EBay founder Pierre Omidyar's philanthropic investment group calls for a new version of capitalism
by Brian SchwartzKey Points
- The philanthropic investment group created by eBay's founder hopes to convince business leaders and policymakers that it's time to redefine capitalism.
- The Omidyar Network is issuing a blueprint that calls on investors to start taking a new and seemingly more progressive approach to understanding capitalism.
- The proposal appears to go further than what's been defined as stakeholder capitalism, which is the notion that businesses should help those beyond just their shareholders and also focus on local communities.
The philanthropic investment group created by eBay's founder hopes to convince business leaders and policy makers that it's time to redefine capitalism.
Omidyar Network, founded by Pierre Omidyar, is issuing a blueprint that calls on investors to start taking a new and seemingly more progressive approach to understanding capitalism.
Omidyar's group is encouraging leaders across the country to look at the economic system as a way to "equally ensure that people who have been historically and systematically marginalized by structural racism, colonialism, paternalism, and indifference will have opportunity, power, and the self determination that comes from economic prosperity and a vibrant, fair, and responsive democracy," the report says. It also argues that capitalism should still be about rewarding individual success.

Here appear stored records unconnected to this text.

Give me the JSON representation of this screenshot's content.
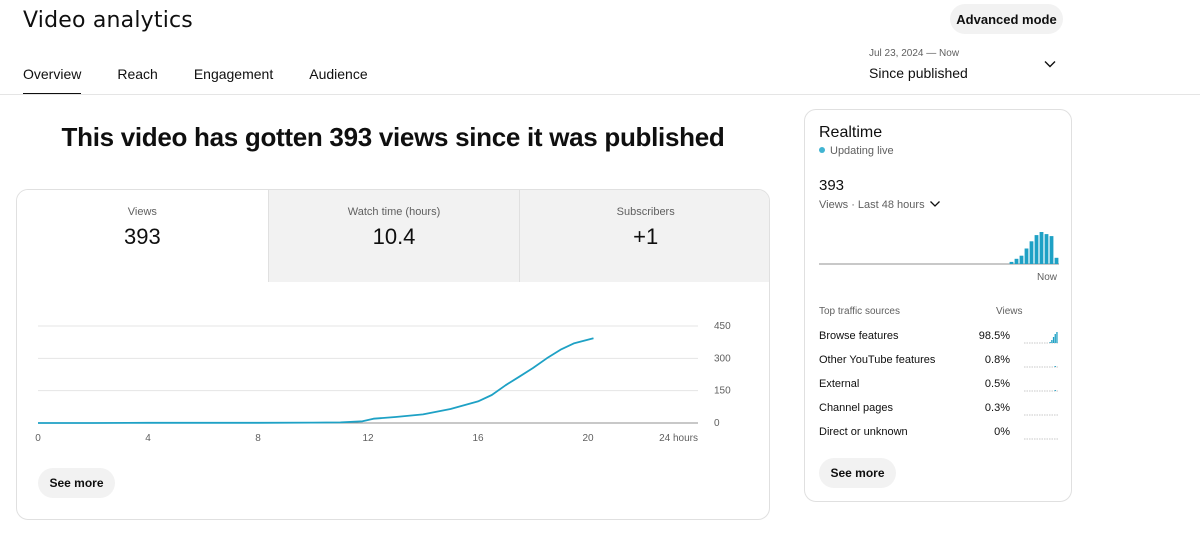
{
  "header": {
    "title": "Video analytics",
    "advanced_mode": "Advanced mode",
    "tabs": [
      {
        "label": "Overview",
        "active": true
      },
      {
        "label": "Reach",
        "active": false
      },
      {
        "label": "Engagement",
        "active": false
      },
      {
        "label": "Audience",
        "active": false
      }
    ],
    "date_range": {
      "range": "Jul 23, 2024 — Now",
      "label": "Since published"
    }
  },
  "main": {
    "headline": "This video has gotten 393 views since it was published",
    "metrics": [
      {
        "label": "Views",
        "value": "393",
        "selected": true
      },
      {
        "label": "Watch time (hours)",
        "value": "10.4",
        "selected": false
      },
      {
        "label": "Subscribers",
        "value": "+1",
        "selected": false
      }
    ],
    "see_more": "See more"
  },
  "chart_data": {
    "type": "line",
    "x_ticks": [
      "0",
      "4",
      "8",
      "12",
      "16",
      "20",
      "24 hours"
    ],
    "y_ticks": [
      "0",
      "150",
      "300",
      "450"
    ],
    "xlim": [
      0,
      24
    ],
    "ylim": [
      0,
      450
    ],
    "grid": true,
    "series": [
      {
        "color": "#1ea1c5",
        "points": [
          [
            0,
            0
          ],
          [
            2,
            0
          ],
          [
            4,
            1
          ],
          [
            6,
            1
          ],
          [
            8,
            1
          ],
          [
            10,
            2
          ],
          [
            11,
            3
          ],
          [
            11.8,
            8
          ],
          [
            12.2,
            20
          ],
          [
            13,
            28
          ],
          [
            14,
            40
          ],
          [
            15,
            65
          ],
          [
            16,
            100
          ],
          [
            16.5,
            130
          ],
          [
            17,
            175
          ],
          [
            17.5,
            215
          ],
          [
            18,
            255
          ],
          [
            18.5,
            300
          ],
          [
            19,
            340
          ],
          [
            19.5,
            370
          ],
          [
            20.2,
            393
          ]
        ]
      }
    ]
  },
  "realtime": {
    "title": "Realtime",
    "status": "Updating live",
    "count": "393",
    "period": "Views · Last 48 hours",
    "now_label": "Now",
    "accent": "#1ea1c5",
    "bars": [
      0,
      0,
      0,
      0,
      0,
      0,
      0,
      0,
      0,
      0,
      0,
      0,
      0,
      0,
      0,
      0,
      0,
      0,
      0,
      0,
      0,
      0,
      0,
      0,
      0,
      0,
      0,
      0,
      0,
      0,
      0,
      0,
      0,
      0,
      0,
      0,
      0,
      0,
      2,
      5,
      8,
      15,
      22,
      28,
      31,
      29,
      27,
      6
    ],
    "sources_header": "Top traffic sources",
    "views_header": "Views",
    "sources": [
      {
        "name": "Browse features",
        "value": "98.5%",
        "spark": [
          0,
          0,
          0,
          0,
          0,
          0,
          0,
          0,
          0,
          0,
          0,
          0,
          0,
          0,
          0,
          1,
          3,
          6,
          9,
          11
        ]
      },
      {
        "name": "Other YouTube features",
        "value": "0.8%",
        "spark": [
          0,
          0,
          0,
          0,
          0,
          0,
          0,
          0,
          0,
          0,
          0,
          0,
          0,
          0,
          0,
          0,
          0,
          0,
          1,
          0
        ]
      },
      {
        "name": "External",
        "value": "0.5%",
        "spark": [
          0,
          0,
          0,
          0,
          0,
          0,
          0,
          0,
          0,
          0,
          0,
          0,
          0,
          0,
          0,
          0,
          0,
          0,
          1,
          0
        ]
      },
      {
        "name": "Channel pages",
        "value": "0.3%",
        "spark": [
          0,
          0,
          0,
          0,
          0,
          0,
          0,
          0,
          0,
          0,
          0,
          0,
          0,
          0,
          0,
          0,
          0,
          0,
          0,
          0
        ]
      },
      {
        "name": "Direct or unknown",
        "value": "0%",
        "spark": [
          0,
          0,
          0,
          0,
          0,
          0,
          0,
          0,
          0,
          0,
          0,
          0,
          0,
          0,
          0,
          0,
          0,
          0,
          0,
          0
        ]
      }
    ],
    "see_more": "See more"
  }
}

Omidyar has a net worth of just over $17 billion, according to Forbes. He recently retired from the board of eBay. Omidyar's wife, Pam, co-founded the Omidyar Network.
The network aims to be a voice in the larger debate about capitalism, using experience in the corporate, philanthropic and policy spaces to convince leaders that they should follow their proposal for the U.S. economic system. The organization has previously announced it intends to spend $35 million over the course of three years into 2021 on philanthropic initiatives.
The move comes in the wake of millions or people losing their jobs during the coronavirus pandemic and a time of civil unrest. The proposal appears to go further than what's been defined as stakeholder capitalism, which is the notion that businesses should help those beyond just their shareholders and also focus on local communities.
This outline is being published, at least in part, with the hope that essential workers, including health workers, will get increased collective bargaining power following their fight on the front lines of Covid-19.
"We think if anything it (the coronavirus) illustrates the need for this blueprint even more so," Mike Kubzansky, CEO of the organization, told CNBC on Sunday. "We think it's absolutely critical the focus is on, and take advantage of the moment people are focused on, essential workers, and try to increase their bargaining power," he added.
The Omidyar group's proposal is organized through five pillars.
"The pillars are not specific policy proposals, but rather core elements that any new economic settlement must take into account," the network argues.
The operation describes the pillars as grounding the economy in new ideas, shared values and inalienable rights; building an explicitly anti-racist and inclusive economy; creating forms of counterweight to economic power; rebalancing the relationship between markets and communities; and building a resilient economy.
Omidyar's group suggests that the economy should reject "any historical justifications for slavery or racism, as well as bigotry in all its forms." The group also thinks the economy should address racial barriers that it believes are embedded into American society.
Their third pillar, about counterweights to economic power, calls for pushback against monopolies and the strengthening of grassroots organizations and labor unions.